Biologists were able to do a quick health check on this three-week old male kitten found at a den in the Laguna Atascosa National Wildlife Refuge. Photograph by U.S. Fish and Wildlife Services. The news of these adorable kittens is welcome in South Texas, where biologists have identified about 50 of the wildcats by their coat patterns. A statewide estimate currently falls anywhere between 80 to 100 total ocelots.

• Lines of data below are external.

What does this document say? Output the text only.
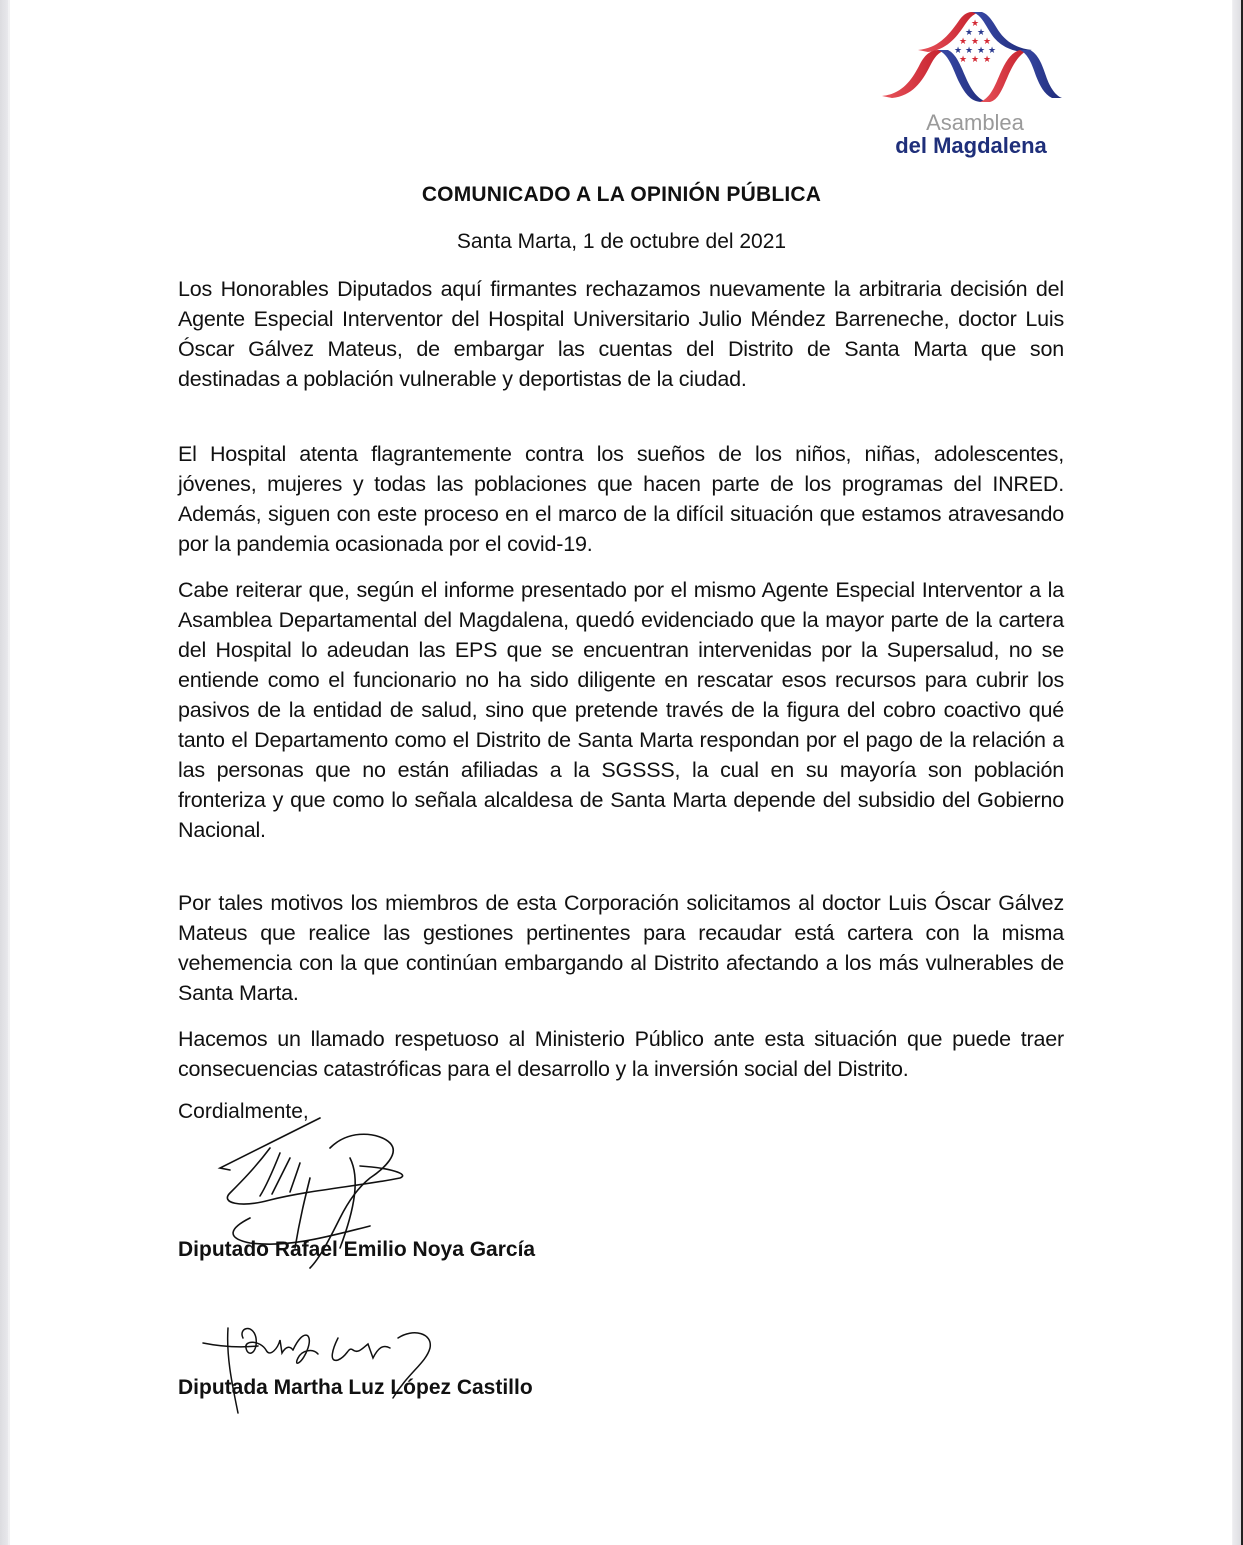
★
★ ★
★ ★ ★
★ ★ ★ ★
★ ★ ★
Asamblea
del Magdalena
COMUNICADO A LA OPINIÓN PÚBLICA
Santa Marta, 1 de octubre del 2021

Los Honorables Diputados aquí firmantes rechazamos nuevamente la arbitraria decisión del Agente Especial Interventor del Hospital Universitario Julio Méndez Barreneche, doctor Luis Óscar Gálvez Mateus, de embargar las cuentas del Distrito de Santa Marta que son destinadas a población vulnerable y deportistas de la ciudad.

El Hospital atenta flagrantemente contra los sueños de los niños, niñas, adolescentes, jóvenes, mujeres y todas las poblaciones que hacen parte de los programas del INRED. Además, siguen con este proceso en el marco de la difícil situación que estamos atravesando por la pandemia ocasionada por el covid-19.

Cabe reiterar que, según el informe presentado por el mismo Agente Especial Interventor a la Asamblea Departamental del Magdalena, quedó evidenciado que la mayor parte de la cartera del Hospital lo adeudan las EPS que se encuentran intervenidas por la Supersalud, no se entiende como el funcionario no ha sido diligente en rescatar esos recursos para cubrir los pasivos de la entidad de salud, sino que pretende través de la figura del cobro coactivo qué tanto el Departamento como el Distrito de Santa Marta respondan por el pago de la relación a las personas que no están afiliadas a la SGSSS, la cual en su mayoría son población fronteriza y que como lo señala alcaldesa de Santa Marta depende del subsidio del Gobierno Nacional.

Por tales motivos los miembros de esta Corporación solicitamos al doctor Luis Óscar Gálvez Mateus que realice las gestiones pertinentes para recaudar está cartera con la misma vehemencia con la que continúan embargando al Distrito afectando a los más vulnerables de Santa Marta.

Hacemos un llamado respetuoso al Ministerio Público ante esta situación que puede traer consecuencias catastróficas para el desarrollo y la inversión social del Distrito.

Cordialmente,
Diputado Rafael Emilio Noya García
Diputada Martha Luz López Castillo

While the small cats roam throughout South and Central America, they are considered endangered in Texas. In the United States, ocelots used to range as far east as Arkansas and Louisiana, but today only a small subpopulation lives in the wild in the Lone Star State, and about 95 percent of their original habitat has been cleared, Swarts says.
“That clearing means that some of those areas are fragmented from each other, so to get from one habitat to another, they have to pass through human nature,” Swarts says. “That leads to the other big threat: getting hit by cars.”
Genetic isolation, which leads to reduced genetic diversity, is also problematic for ocelots and brings its own set of issues, like reduced disease resistance.
Ultimately, though, Swarts is optimistic: “What was so great with seeing the burst of kittens this year—though from a statistical perspective, it is impossible to say whether there was a bumper crop or not—[is that] they’re doing their job, which is to produce more ocelots, and we have been making some good strides as far as reducing threats.”